Continua a crollare il Bitcoin trascinando al ribasso tutte le altre criptovalute. Da una capitalizzazione stimata in circa 800 miliardi da inizio anno, il 18 gennaio il comparto delle valute digitali vale 480 miliardi di dollari. Lo scivolone degli ultimi giorni preoccupa i mercati: il Bitcoin, scambiato attualmente a poco più di 10 mila dollari, ha perso il 50% rispetto ai picchi registrati a metà dicembre. La stretta di Cina e Corea del Sud sulle criptovalute, la grande volatilità di questo mercato e la chiusura di alcune piattaforme di scambio sono tra le cause del crollo della moneta digitale. Alcuni investitori però provano a calmare le acque. Per loro la caduta potrebbe essere fisiologica: negli ultimi tre anni ogni gennaio si è verificato un calo cospicuo del valore dei Bitcoin.

Le cause – Il mercato risente della stretta imposta dalla Cina: il governo ha chiuso gli exchange che operavano a livello locale per mancanza di trasparenza. E’ intervenuta anche la Banca centrale cinese, che da settembre ha dichiarato illegali tutte le raccolte fondi da parte di imprese e aziende avvenute con i Bitcoin. Gli effetti negativi continuano tuttora poiché le indagini della Bank of China proseguono e, in accordo col Governo, si impone il rimborso in yuan (la valuta reale) di tutti i capitali “digitali” ricevuti. Segnali negativi arrivano anche dalla Corea del Sud, terzo mercato mondiale per scambi in valute digitali: il governo si appresta a regolamentare il settore e a rendere obbligatoria l’identificazione degli investitori. Il timore diffuso è che le criptovalute, di per sé allergiche a regolamentazioni e centralizzazione, possano perdere i vantaggi attuali e smettere di essere utilizzate. Intanto Bitconnect, piattaforma di scambio abbastanza conosciuta anche in Italia, ha chiuso senza preavviso «a causa di una continua campagna negativa della stampa, attacchi dalle autorità finanziarie statunitensi e per problemi di cybersecurity», hanno comunicato. Non conoscendosi i nomi di gestori o proprietari, gli utenti che hanno scambiato criptovalute sul loro sito non sanno se riceveranno mai un rimborso.

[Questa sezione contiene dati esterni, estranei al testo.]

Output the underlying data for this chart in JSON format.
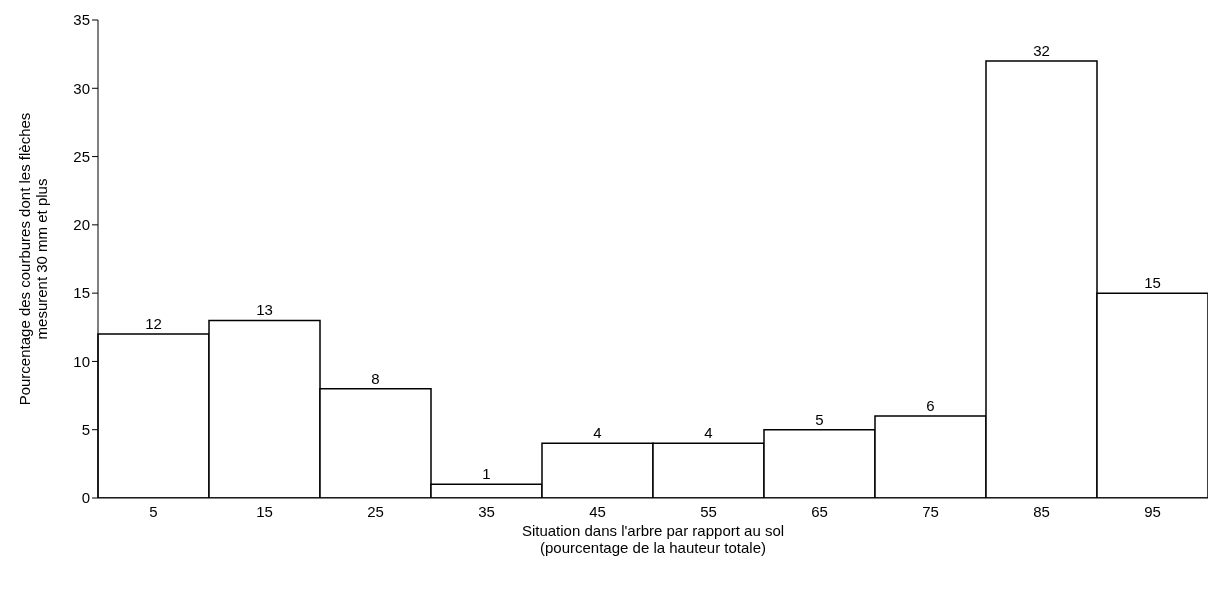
{
  "chart_data": {
    "type": "bar",
    "xlabel": "Situation dans l'arbre par rapport au sol\n(pourcentage de la hauteur totale)",
    "ylabel": "Pourcentage des courbures dont les flèches\nmesurent 30 mm et plus",
    "categories": [
      "5",
      "15",
      "25",
      "35",
      "45",
      "55",
      "65",
      "75",
      "85",
      "95"
    ],
    "values": [
      12,
      13,
      8,
      1,
      4,
      4,
      5,
      6,
      32,
      15
    ],
    "color": "#ffffff",
    "ylim": [
      0,
      35
    ],
    "yticks": [
      0,
      5,
      10,
      15,
      20,
      25,
      30,
      35
    ],
    "grid": false,
    "data_labels": true
  }
}
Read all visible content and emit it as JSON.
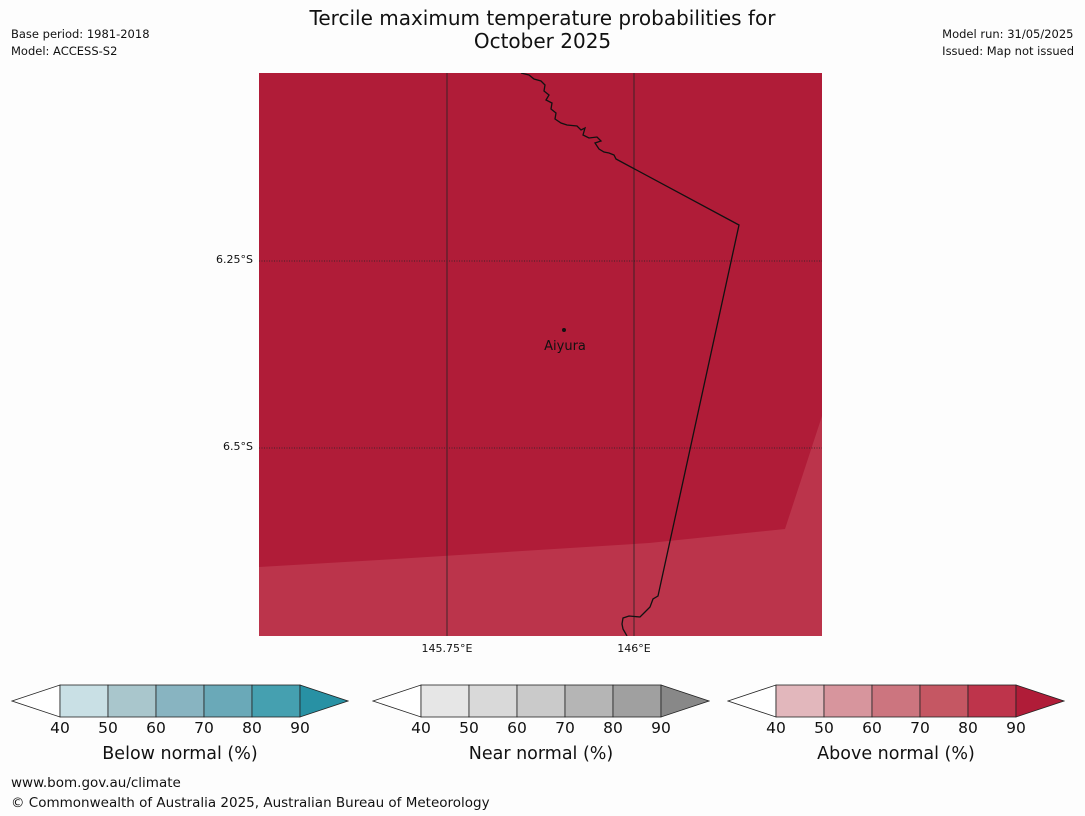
{
  "title_line1": "Tercile maximum temperature probabilities for",
  "title_line2": "October 2025",
  "base_period": "Base period: 1981-2018",
  "model": "Model: ACCESS-S2",
  "model_run": "Model run: 31/05/2025",
  "issued": "Issued: Map not issued",
  "map": {
    "lat_labels": [
      "6.25°S",
      "6.5°S"
    ],
    "lon_labels": [
      "145.75°E",
      "146°E"
    ],
    "place": "Aiyura",
    "fill_dark": "#b01c38",
    "fill_light": "#bb344b"
  },
  "colorbars": [
    {
      "label": "Below normal (%)",
      "ticks": [
        "40",
        "50",
        "60",
        "70",
        "80",
        "90"
      ],
      "colors": [
        "#c9e0e5",
        "#a9c6cc",
        "#88b4c1",
        "#6aa9b8",
        "#45a0b0",
        "#2891a4"
      ]
    },
    {
      "label": "Near normal (%)",
      "ticks": [
        "40",
        "50",
        "60",
        "70",
        "80",
        "90"
      ],
      "colors": [
        "#e6e6e6",
        "#d9d9d9",
        "#cacaca",
        "#b5b5b5",
        "#a0a0a0",
        "#888888"
      ]
    },
    {
      "label": "Above normal (%)",
      "ticks": [
        "40",
        "50",
        "60",
        "70",
        "80",
        "90"
      ],
      "colors": [
        "#e2b7bc",
        "#d7959d",
        "#cc757f",
        "#c55763",
        "#be344b",
        "#b01c38"
      ]
    }
  ],
  "footer_url": "www.bom.gov.au/climate",
  "footer_copyright": "© Commonwealth of Australia 2025, Australian Bureau of Meteorology"
}
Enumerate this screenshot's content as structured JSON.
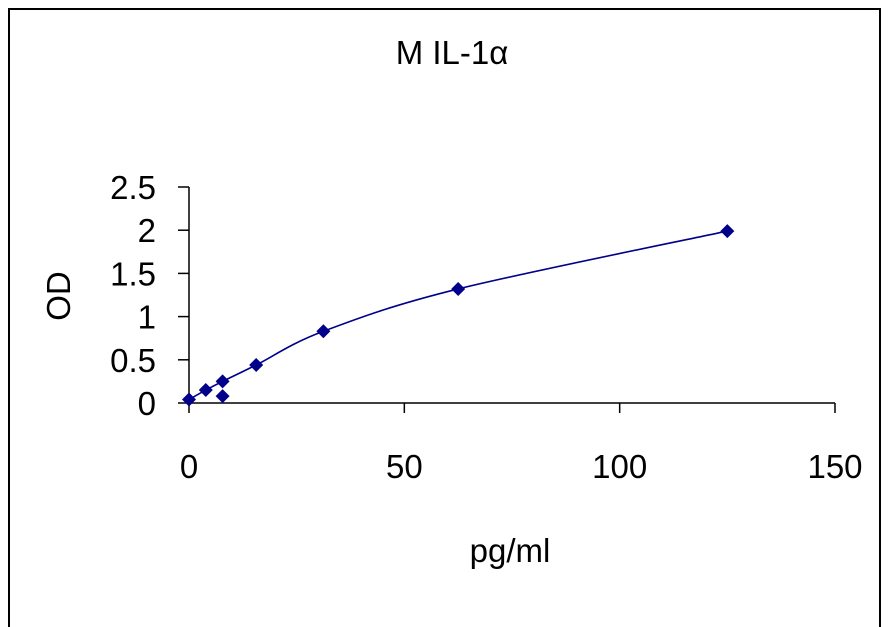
{
  "chart_data": {
    "type": "scatter",
    "title": "M IL-1α",
    "xlabel": "pg/ml",
    "ylabel": "OD",
    "xlim": [
      0,
      150
    ],
    "ylim": [
      0,
      2.5
    ],
    "x_ticks": [
      0,
      50,
      100,
      150
    ],
    "x_tick_labels": [
      "0",
      "50",
      "100",
      "150"
    ],
    "y_ticks": [
      0,
      0.5,
      1,
      1.5,
      2,
      2.5
    ],
    "y_tick_labels": [
      "0",
      "0.5",
      "1",
      "1.5",
      "2",
      "2.5"
    ],
    "grid": false,
    "legend": "none",
    "marker": "diamond",
    "trendline": "smooth",
    "series": [
      {
        "color": "#00008b",
        "points": [
          {
            "x": 0,
            "y": 0.04
          },
          {
            "x": 3.9,
            "y": 0.15
          },
          {
            "x": 7.8,
            "y": 0.08
          },
          {
            "x": 7.8,
            "y": 0.25
          },
          {
            "x": 15.6,
            "y": 0.44
          },
          {
            "x": 31.2,
            "y": 0.83
          },
          {
            "x": 62.5,
            "y": 1.32
          },
          {
            "x": 125,
            "y": 1.99
          }
        ]
      }
    ]
  }
}
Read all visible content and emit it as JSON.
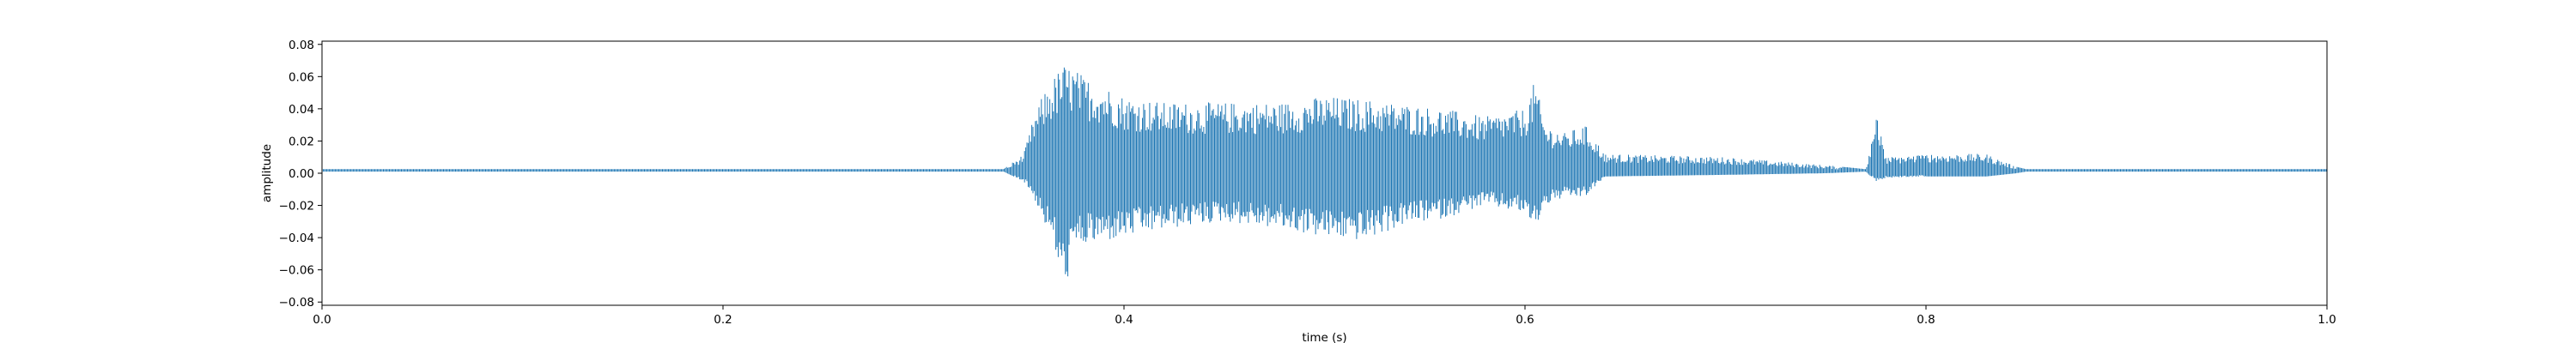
{
  "chart_data": {
    "type": "line",
    "xlabel": "time (s)",
    "ylabel": "amplitude",
    "xlim": [
      0.0,
      1.0
    ],
    "ylim": [
      -0.082,
      0.082
    ],
    "xticks": [
      0.0,
      0.2,
      0.4,
      0.6,
      0.8,
      1.0
    ],
    "xtick_labels": [
      "0.0",
      "0.2",
      "0.4",
      "0.6",
      "0.8",
      "1.0"
    ],
    "yticks": [
      -0.08,
      -0.06,
      -0.04,
      -0.02,
      0.0,
      0.02,
      0.04,
      0.06,
      0.08
    ],
    "ytick_labels": [
      "−0.08",
      "−0.06",
      "−0.04",
      "−0.02",
      "0.00",
      "0.02",
      "0.04",
      "0.06",
      "0.08"
    ],
    "grid": false,
    "line_color": "#1f77b4",
    "series": [
      {
        "description": "waveform envelope (approximate), [time, max amplitude, min amplitude]",
        "envelope": [
          [
            0.0,
            0.0025,
            0.001
          ],
          [
            0.34,
            0.0025,
            0.001
          ],
          [
            0.35,
            0.012,
            -0.005
          ],
          [
            0.355,
            0.035,
            -0.015
          ],
          [
            0.36,
            0.05,
            -0.03
          ],
          [
            0.365,
            0.06,
            -0.045
          ],
          [
            0.37,
            0.068,
            -0.075
          ],
          [
            0.375,
            0.066,
            -0.05
          ],
          [
            0.38,
            0.06,
            -0.045
          ],
          [
            0.39,
            0.055,
            -0.043
          ],
          [
            0.4,
            0.048,
            -0.04
          ],
          [
            0.42,
            0.044,
            -0.035
          ],
          [
            0.45,
            0.044,
            -0.03
          ],
          [
            0.48,
            0.044,
            -0.035
          ],
          [
            0.5,
            0.048,
            -0.04
          ],
          [
            0.52,
            0.046,
            -0.042
          ],
          [
            0.54,
            0.043,
            -0.032
          ],
          [
            0.56,
            0.04,
            -0.028
          ],
          [
            0.58,
            0.035,
            -0.02
          ],
          [
            0.6,
            0.04,
            -0.025
          ],
          [
            0.605,
            0.058,
            -0.035
          ],
          [
            0.61,
            0.03,
            -0.02
          ],
          [
            0.62,
            0.025,
            -0.015
          ],
          [
            0.63,
            0.03,
            -0.015
          ],
          [
            0.64,
            0.012,
            -0.002
          ],
          [
            0.7,
            0.01,
            -0.001
          ],
          [
            0.75,
            0.005,
            0.0
          ],
          [
            0.77,
            0.0025,
            0.001
          ],
          [
            0.775,
            0.038,
            -0.005
          ],
          [
            0.78,
            0.01,
            -0.003
          ],
          [
            0.8,
            0.012,
            -0.002
          ],
          [
            0.83,
            0.012,
            -0.002
          ],
          [
            0.845,
            0.004,
            0.0
          ],
          [
            0.85,
            0.0025,
            0.001
          ],
          [
            1.0,
            0.0025,
            0.001
          ]
        ]
      }
    ]
  }
}
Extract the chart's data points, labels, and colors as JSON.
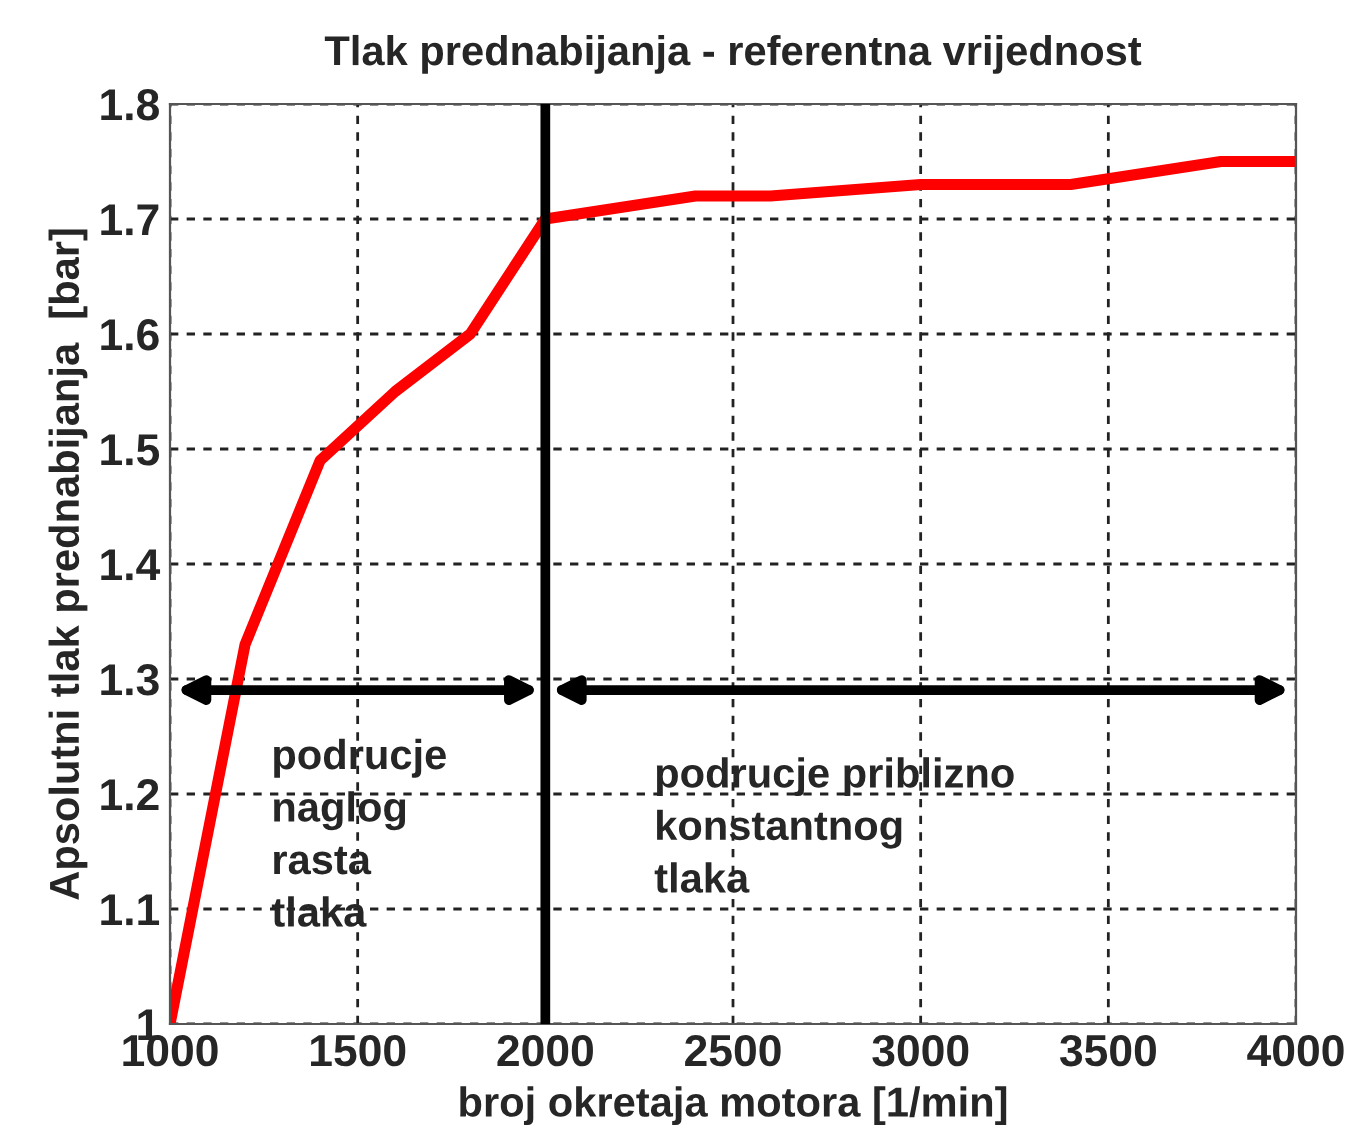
{
  "chart_data": {
    "type": "line",
    "title": "Tlak prednabijanja - referentna vrijednost",
    "xlabel": "broj okretaja motora [1/min]",
    "ylabel": "Apsolutni tlak prednabijanja  [bar]",
    "x": [
      1000,
      1200,
      1400,
      1600,
      1800,
      2000,
      2200,
      2400,
      2600,
      3000,
      3400,
      3800,
      4000
    ],
    "series": [
      {
        "color": "#ff0000",
        "values": [
          1.0,
          1.33,
          1.49,
          1.55,
          1.6,
          1.7,
          1.71,
          1.72,
          1.72,
          1.73,
          1.73,
          1.75,
          1.75
        ]
      }
    ],
    "xlim": [
      1000,
      4000
    ],
    "ylim": [
      1.0,
      1.8
    ],
    "xticks": [
      1000,
      1500,
      2000,
      2500,
      3000,
      3500,
      4000
    ],
    "yticks": [
      1,
      1.1,
      1.2,
      1.3,
      1.4,
      1.5,
      1.6,
      1.7,
      1.8
    ],
    "ref_lines": [
      {
        "axis": "x",
        "value": 2000,
        "color": "#000000",
        "line_style": "solid"
      }
    ],
    "annotations": [
      "podrucje\nnaglog\nrasta\ntlaka",
      "podrucje priblizno\nkonstantnog\ntlaka"
    ],
    "grid": true,
    "legend": false,
    "marker": "none",
    "line_style": "solid"
  }
}
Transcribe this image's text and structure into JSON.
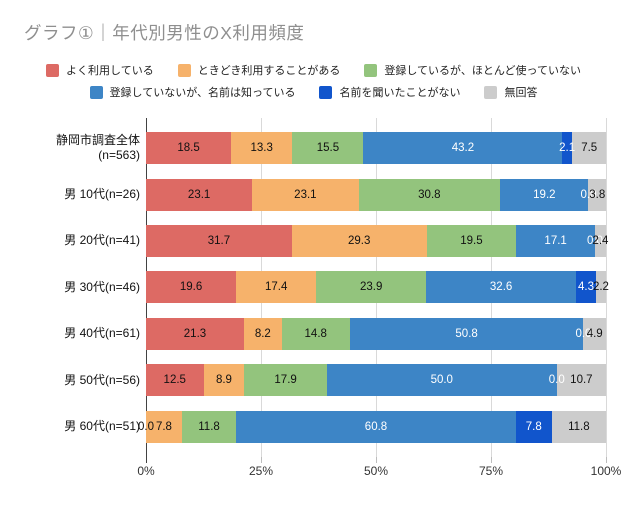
{
  "title": "グラフ①｜年代別男性のX利用頻度",
  "colors": {
    "background": "#ffffff",
    "title_text": "#8f8f8f",
    "category_label": "#111111",
    "tick_label": "#333333",
    "axis_line": "#424242",
    "gridline": "#d9d9d9"
  },
  "chart_data": {
    "type": "bar",
    "variant": "horizontal-stacked-100pct",
    "stacked": true,
    "grid": true,
    "legend_position": "top",
    "value_label_format": "one_decimal",
    "xlabel": "",
    "ylabel": "",
    "x_axis": {
      "ticks": [
        "0%",
        "25%",
        "50%",
        "75%",
        "100%"
      ],
      "tick_values": [
        0,
        25,
        50,
        75,
        100
      ],
      "min": 0,
      "max": 100
    },
    "categories": [
      "静岡市調査全体\n(n=563)",
      "男 10代(n=26)",
      "男 20代(n=41)",
      "男 30代(n=46)",
      "男 40代(n=61)",
      "男 50代(n=56)",
      "男 60代(n=51)"
    ],
    "series": [
      {
        "name": "よく利用している",
        "color": "#dd6a64",
        "label_color": "#111111",
        "values": [
          18.5,
          23.1,
          31.7,
          19.6,
          21.3,
          12.5,
          0.0
        ]
      },
      {
        "name": "ときどき利用することがある",
        "color": "#f6b26b",
        "label_color": "#111111",
        "values": [
          13.3,
          23.1,
          29.3,
          17.4,
          8.2,
          8.9,
          7.8
        ]
      },
      {
        "name": "登録しているが、ほとんど使っていない",
        "color": "#93c47d",
        "label_color": "#111111",
        "values": [
          15.5,
          30.8,
          19.5,
          23.9,
          14.8,
          17.9,
          11.8
        ]
      },
      {
        "name": "登録していないが、名前は知っている",
        "color": "#3d85c6",
        "label_color": "#ffffff",
        "values": [
          43.2,
          19.2,
          17.1,
          32.6,
          50.8,
          50.0,
          60.8
        ]
      },
      {
        "name": "名前を聞いたことがない",
        "color": "#1155cc",
        "label_color": "#ffffff",
        "values": [
          2.1,
          0.0,
          0.0,
          4.3,
          0.0,
          0.0,
          7.8
        ]
      },
      {
        "name": "無回答",
        "color": "#cccccc",
        "label_color": "#111111",
        "values": [
          7.5,
          3.8,
          2.4,
          2.2,
          4.9,
          10.7,
          11.8
        ]
      }
    ],
    "legend_rows": [
      [
        0,
        1,
        2
      ],
      [
        3,
        4,
        5
      ]
    ]
  }
}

Non solo Bitcoin – Oltre alla più celebre tra le criptovalute, il ribasso colpisce anche le altre monete digitali: Ethereum, la seconda valuta per capitalizzazione, sabato 13 gennaio ha messo a segno il suo record a quota 1.420 dollari e oggi è crollato a 900 dollari, con una perdita del 40% in neanche cinque giorni. Va peggio la terza criptovaluta per volume: Ripple, che il 4 gennaio aveva addirittura superato Ethereum per capitalizzazione, oggi vale poco più di un dollaro, con un crollo di oltre il 70% in due settimane.

Le rassicurazioni – Il mercato delle criptovalute, per motivi che nemmeno le borse istituzionali riescono a spiegare, ogni gennaio attraversa un crollo. Nel 2015 i Bitcoin, durante il primo mese dell’anno, persero il 33%, nel 2016 il 16% e nel 2017 il 18%. Sempre intorno al 12 gennaio e sempre nel giro di poche ore. Quello di questi giorni, quindi, potrebbe anche essere un crollo in qualche modo “fisiologico”: ma sarebbe comunque molto più accentuato del solito e non ci sono state mai così tante ingerenze del panorama politico internazionale nel settore come negli ultimi mesi. Il tema criptovalute sarà persino dibattuto al G20 del prossimo marzo.

Il problema energetico – «In un anno le criptovalute immettono nell’atmosfera più CO2 di un milione di voli transatlantici: la dobbiamo ritenere una seria minaccia per l’ambiente», così ha scritto il quotidiano britannico Guardian mercoledì 17 gennaio. Perché i Bitcoin consumano così tanta energia elettrica? Si tratta di una sorta di competizione chiamata mining e che coinvolge migliaia di persone: in termini semplificati, chi spreca più elettricità possibile facendo eseguire milioni di operazioni aritmetiche a supercomputer, si aggiudica 12,5 Bitcoin, più di 100 mila dollari. La gara si ripete nei mercati di Bitcoin ogni dieci minuti. Insomma consumare più elettricità facendo lavorare i propri computer a risolvere operazioni matematiche e algoritmi impossibile aumenta le possibilità di vincita dei cosiddetti minatori di Bitcoin. Per quantificare l’elettricità necessaria per questa attività, basta pensare che la rete degli investitori di criptovalute ha consumato nel mese di novembre più energia di tutta l’Irlanda. In un anno si stima che questo mercato richiederà più energia elettrica del fabbisogno di stati come Nuova Zelanda, Ungheria e Perù.